Maybe these languages were most popular, historically, a couple of decades ago.
But it is difficult to quantify. Today I would disqualify Perl, C, Lisp and Pascal based on stsckoverflow questions.
Also, today we have more people in programming that at any other point in history, learning any number of modern languages.
Pascal, as Delphi which costs $$, and as free pascal still has a strong community. Tiobe ranks it about level with Ruby and Swift. There are good Delphi & fpc groups on fb.
As FLOSS Pascal exists in Free Pascal which supports "plain" Pascal and Object Pascal (including Delphi extensions). As for a Delphi like IDE, there is Lazarus.
This list is not really up to date. No one is really hiring Perl devs or Pascal devs, hell you'd find more work as an erlang or f# dev. Most of them still floating around are maintaining software not writing new stuff. JavaScript and python sit at the top of every list simply in terms of popularity and Java's popularity has been sort of falling in certain usecases these past couple of years.
BTW, lisp is not a functional language, people seem to get that idea because of scheme and modern lisps like clojure.

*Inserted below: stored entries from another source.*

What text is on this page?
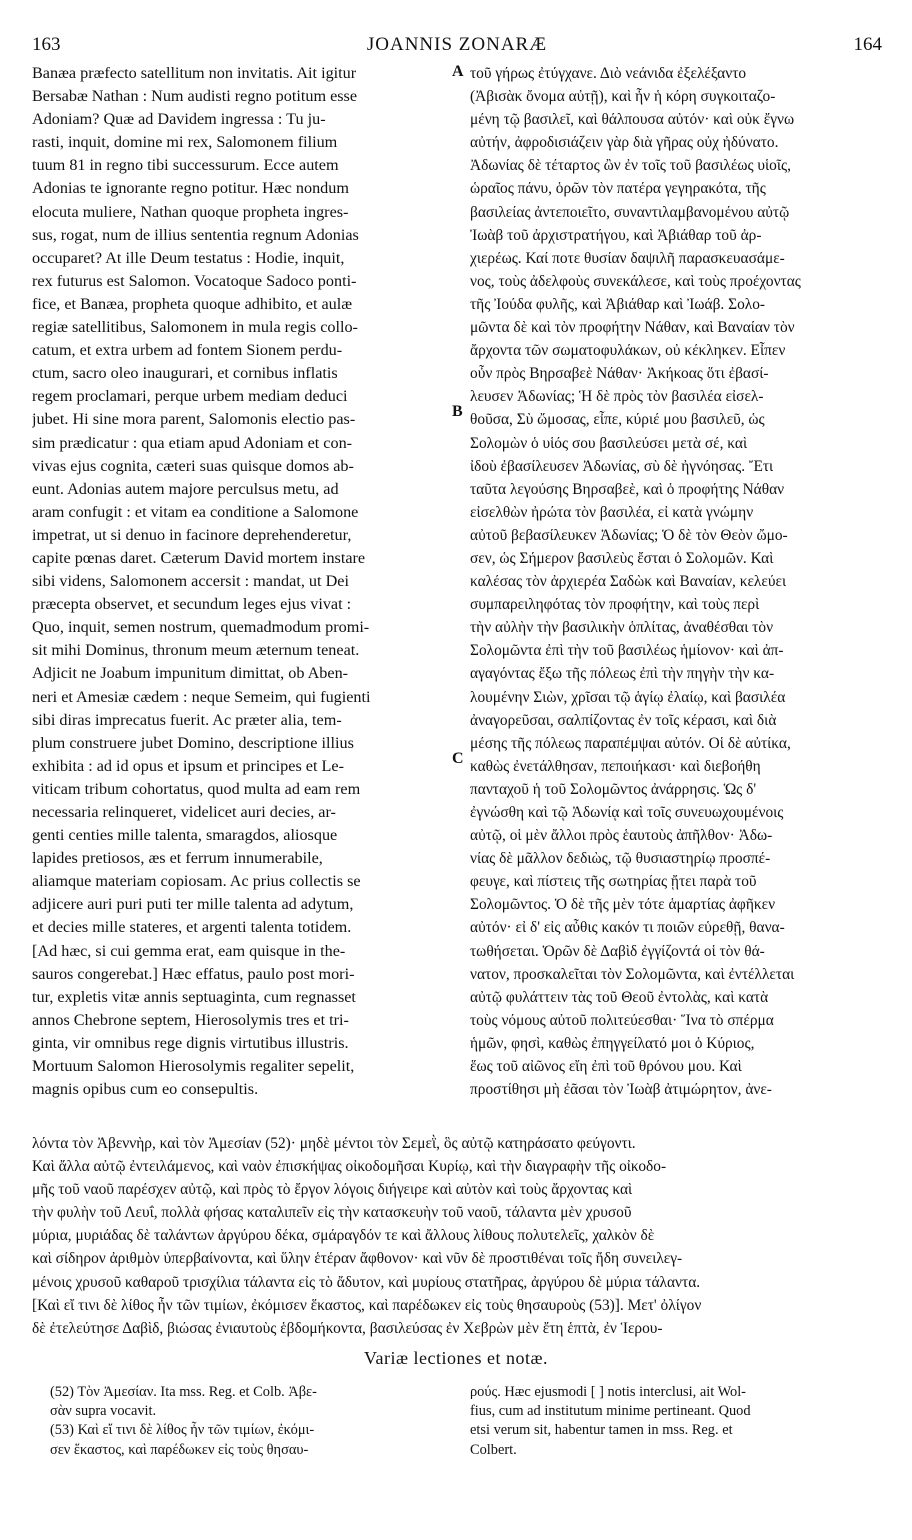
163	JOANNIS ZONARÆ	164
Banæa præfecto satellitum non invitatis. Ait igitur
Bersabæ Nathan : Num audisti regno potitum esse
Adoniam? Quæ ad Davidem ingressa : Tu ju-
rasti, inquit, domine mi rex, Salomonem filium
tuum 81 in regno tibi successurum. Ecce autem
Adonias te ignorante regno potitur. Hæc nondum
elocuta muliere, Nathan quoque propheta ingres-
sus, rogat, num de illius sententia regnum Adonias
occuparet? At ille Deum testatus : Hodie, inquit,
rex futurus est Salomon. Vocatoque Sadoco ponti-
fice, et Banæa, propheta quoque adhibito, et aulæ
regiæ satellitibus, Salomonem in mula regis collo-
catum, et extra urbem ad fontem Sionem perdu-
ctum, sacro oleo inaugurari, et cornibus inflatis
regem proclamari, perque urbem mediam deduci
jubet. Hi sine mora parent, Salomonis electio pas-
sim prædicatur : qua etiam apud Adoniam et con-
vivas ejus cognita, cæteri suas quisque domos ab-
eunt. Adonias autem majore perculsus metu, ad
aram confugit : et vitam ea conditione a Salomone
impetrat, ut si denuo in facinore deprehenderetur,
capite pœnas daret. Cæterum David mortem instare
sibi videns, Salomonem accersit : mandat, ut Dei
præcepta observet, et secundum leges ejus vivat :
Quo, inquit, semen nostrum, quemadmodum promi-
sit mihi Dominus, thronum meum æternum teneat.
Adjicit ne Joabum impunitum dimittat, ob Aben-
neri et Amesiæ cædem : neque Semeim, qui fugienti
sibi diras imprecatus fuerit. Ac præter alia, tem-
plum construere jubet Domino, descriptione illius
exhibita : ad id opus et ipsum et principes et Le-
viticam tribum cohortatus, quod multa ad eam rem
necessaria relinqueret, videlicet auri decies, ar-
genti centies mille talenta, smaragdos, aliosque
lapides pretiosos, æs et ferrum innumerabile,
aliamque materiam copiosam. Ac prius collectis se
adjicere auri puri puti ter mille talenta ad adytum,
et decies mille stateres, et argenti talenta totidem.
[Ad hæc, si cui gemma erat, eam quisque in the-
sauros congerebat.] Hæc effatus, paulo post mori-
tur, expletis vitæ annis septuaginta, cum regnasset
annos Chebrone septem, Hierosolymis tres et tri-
ginta, vir omnibus rege dignis virtutibus illustris.
Mortuum Salomon Hierosolymis regaliter sepelit,
magnis opibus cum eo consepultis.
A
B
C
τοῦ γήρως ἐτύγχανε. Διὸ νεάνιδα ἐξελέξαντο
(Ἀβισὰκ ὄνομα αὐτῇ), καὶ ἦν ἡ κόρη συγκοιταζο-
μένη τῷ βασιλεῖ, καὶ θάλπουσα αὐτόν· καὶ οὐκ ἔγνω
αὐτήν, ἀφροδισιάζειν γὰρ διὰ γῆρας οὐχ ἠδύνατο.
Ἀδωνίας δὲ τέταρτος ὢν ἐν τοῖς τοῦ βασιλέως υἱοῖς,
ὡραῖος πάνυ, ὁρῶν τὸν πατέρα γεγηρακότα, τῆς
βασιλείας ἀντεποιεῖτο, συναντιλαμβανομένου αὐτῷ
Ἰωὰβ τοῦ ἀρχιστρατήγου, καὶ Ἀβιάθαρ τοῦ ἀρ-
χιερέως. Καί ποτε θυσίαν δαψιλῆ παρασκευασάμε-
νος, τοὺς ἀδελφοὺς συνεκάλεσε, καὶ τοὺς προέχοντας
τῆς Ἰούδα φυλῆς, καὶ Ἀβιάθαρ καὶ Ἰωάβ. Σολο-
μῶντα δὲ καὶ τὸν προφήτην Νάθαν, καὶ Βαναίαν τὸν
ἄρχοντα τῶν σωματοφυλάκων, οὐ κέκληκεν. Εἶπεν
οὖν πρὸς Βηρσαβεὲ Νάθαν· Ἀκήκοας ὅτι ἐβασί-
λευσεν Ἀδωνίας; Ἡ δὲ πρὸς τὸν βασιλέα εἰσελ-
θοῦσα, Σὺ ὤμοσας, εἶπε, κύριέ μου βασιλεῦ, ὡς
Σολομὼν ὁ υἱός σου βασιλεύσει μετὰ σέ, καὶ
ἰδοὺ ἐβασίλευσεν Ἀδωνίας, σὺ δὲ ἠγνόησας. Ἔτι
ταῦτα λεγούσης Βηρσαβεὲ, καὶ ὁ προφήτης Νάθαν
εἰσελθὼν ἠρώτα τὸν βασιλέα, εἰ κατὰ γνώμην
αὐτοῦ βεβασίλευκεν Ἀδωνίας; Ὁ δὲ τὸν Θεὸν ὤμο-
σεν, ὡς Σήμερον βασιλεὺς ἔσται ὁ Σολομῶν. Καὶ
καλέσας τὸν ἀρχιερέα Σαδὼκ καὶ Βαναίαν, κελεύει
συμπαρειληφότας τὸν προφήτην, καὶ τοὺς περὶ
τὴν αὐλὴν τὴν βασιλικὴν ὁπλίτας, ἀναθέσθαι τὸν
Σολομῶντα ἐπὶ τὴν τοῦ βασιλέως ἡμίονον· καὶ ἀπ-
αγαγόντας ἔξω τῆς πόλεως ἐπὶ τὴν πηγὴν τὴν κα-
λουμένην Σιὼν, χρῖσαι τῷ ἁγίῳ ἐλαίῳ, καὶ βασιλέα
ἀναγορεῦσαι, σαλπίζοντας ἐν τοῖς κέρασι, καὶ διὰ
μέσης τῆς πόλεως παραπέμψαι αὐτόν. Οἱ δὲ αὐτίκα,
καθὼς ἐνετάλθησαν, πεποιήκασι· καὶ διεβοήθη
πανταχοῦ ἡ τοῦ Σολομῶντος ἀνάρρησις. Ὡς δ'
ἐγνώσθη καὶ τῷ Ἀδωνίᾳ καὶ τοῖς συνευωχουμένοις
αὐτῷ, οἱ μὲν ἄλλοι πρὸς ἑαυτοὺς ἀπῆλθον· Ἀδω-
νίας δὲ μᾶλλον δεδιὼς, τῷ θυσιαστηρίῳ προσπέ-
φευγε, καὶ πίστεις τῆς σωτηρίας ᾔτει παρὰ τοῦ
Σολομῶντος. Ὁ δὲ τῆς μὲν τότε ἁμαρτίας ἀφῆκεν
αὐτόν· εἰ δ' εἰς αὖθις κακόν τι ποιῶν εὑρεθῇ, θανα-
τωθήσεται. Ὁρῶν δὲ Δαβὶδ ἐγγίζοντά οἱ τὸν θά-
νατον, προσκαλεῖται τὸν Σολομῶντα, καὶ ἐντέλλεται
αὐτῷ φυλάττειν τὰς τοῦ Θεοῦ ἐντολὰς, καὶ κατὰ
τοὺς νόμους αὐτοῦ πολιτεύεσθαι· Ἵνα τὸ σπέρμα
ἡμῶν, φησὶ, καθὼς ἐπηγγείλατό μοι ὁ Κύριος,
ἕως τοῦ αἰῶνος εἴη ἐπὶ τοῦ θρόνου μου. Καὶ
προστίθησι μὴ ἐᾶσαι τὸν Ἰωὰβ ἀτιμώρητον, ἀνε-
λόντα τὸν Ἀβεννὴρ, καὶ τὸν Ἀμεσίαν (52)· μηδὲ μέντοι τὸν Σεμεῒ, ὃς αὐτῷ κατηράσατο φεύγοντι.
Καὶ ἄλλα αὐτῷ ἐντειλάμενος, καὶ ναὸν ἐπισκήψας οἰκοδομῆσαι Κυρίῳ, καὶ τὴν διαγραφὴν τῆς οἰκοδο-
μῆς τοῦ ναοῦ παρέσχεν αὐτῷ, καὶ πρὸς τὸ ἔργον λόγοις διήγειρε καὶ αὐτὸν καὶ τοὺς ἄρχοντας καὶ
τὴν φυλὴν τοῦ Λευΐ, πολλὰ φήσας καταλιπεῖν εἰς τὴν κατασκευὴν τοῦ ναοῦ, τάλαντα μὲν χρυσοῦ
μύρια, μυριάδας δὲ ταλάντων ἀργύρου δέκα, σμάραγδόν τε καὶ ἄλλους λίθους πολυτελεῖς, χαλκὸν δὲ
καὶ σίδηρον ἀριθμὸν ὑπερβαίνοντα, καὶ ὕλην ἑτέραν ἄφθονον· καὶ νῦν δὲ προστιθέναι τοῖς ἤδη συνειλεγ-
μένοις χρυσοῦ καθαροῦ τρισχίλια τάλαντα εἰς τὸ ἄδυτον, καὶ μυρίους στατῆρας, ἀργύρου δὲ μύρια τάλαντα.
[Καὶ εἴ τινι δὲ λίθος ἦν τῶν τιμίων, ἐκόμισεν ἕκαστος, καὶ παρέδωκεν εἰς τοὺς θησαυροὺς (53)]. Μετ' ὀλίγον
δὲ ἐτελεύτησε Δαβὶδ, βιώσας ἐνιαυτοὺς ἑβδομήκοντα, βασιλεύσας ἐν Χεβρὼν μὲν ἔτη ἑπτὰ, ἐν Ἱερου-
Variæ lectiones et notæ.
(52) Τὸν Ἀμεσίαν. Ita mss. Reg. et Colb. Ἀβε-
σὰν supra vocavit.
(53) Καὶ εἴ τινι δὲ λίθος ἦν τῶν τιμίων, ἐκόμι-
σεν ἕκαστος, καὶ παρέδωκεν εἰς τοὺς θησαυ-
ρούς. Hæc ejusmodi [ ] notis interclusi, ait Wol-
fius, cum ad institutum minime pertineant. Quod
etsi verum sit, habentur tamen in mss. Reg. et
Colbert.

Lisp did implement some of the concepts of lambda calculus but it also was imperative and you could make a case that it's much less functional then many other modern languages. The creator of smalltalk took a ton of inspiration from lisp and scheme was a subset of lisp that focused on lambda calculus. BTW, there are a ton of books and courses to learn common lisp, clojure, scheme, racket or insert lisp name here. It is one of the oldest languages after all.
Please provide evidence to support your claim. Perl and Pascal/Delphi are used extensively in industry as well as in the Governmental arena.
Great article, many points of agreement there. So refreshing to see Perl on the list. Much derided, falling off the bottom of the graph (where Python was, back in the day), but there it is, on the list where it belongs. \o/
When your name match your language in hardness (Bjarne Stroustrup)
I thought Twitter had moved away from Ruby and is mostly on Scala at this point.
You mean “Clojure” I think.
What the heck?! c# is in the thumbnail but is not included in the list? I thought c# ranked higher than c and c++?! ok then.
Personal Home Page, didn't know that, lol
I want to learn dart language. Can you please tell me source form where i will learn?
FORTRAN.
It has been more widely used than Pascal.
"No matter how much you hate PHP"
I think you meant for that phrasing to be at the beginning of the Java section. PHP is wonderful.
COBOL.
The mainframe world wouldn’t have been ruling the world without it. Certainly more used than LISP.
I must add that one of the most praised computer science books, Structure and Interpretation of computer programs uses Lisp. To me, it is one big tutorial to learn lisp as well as a lot of concepts.
No GoLang there...?
How does Scheme differ from Lisp?
Scheme is a subset of lisp that focuses on functional programming. Original lisp one and common lisp were a bit more imperative then modern lisps like clojure and racket which focus on declarative and functional design.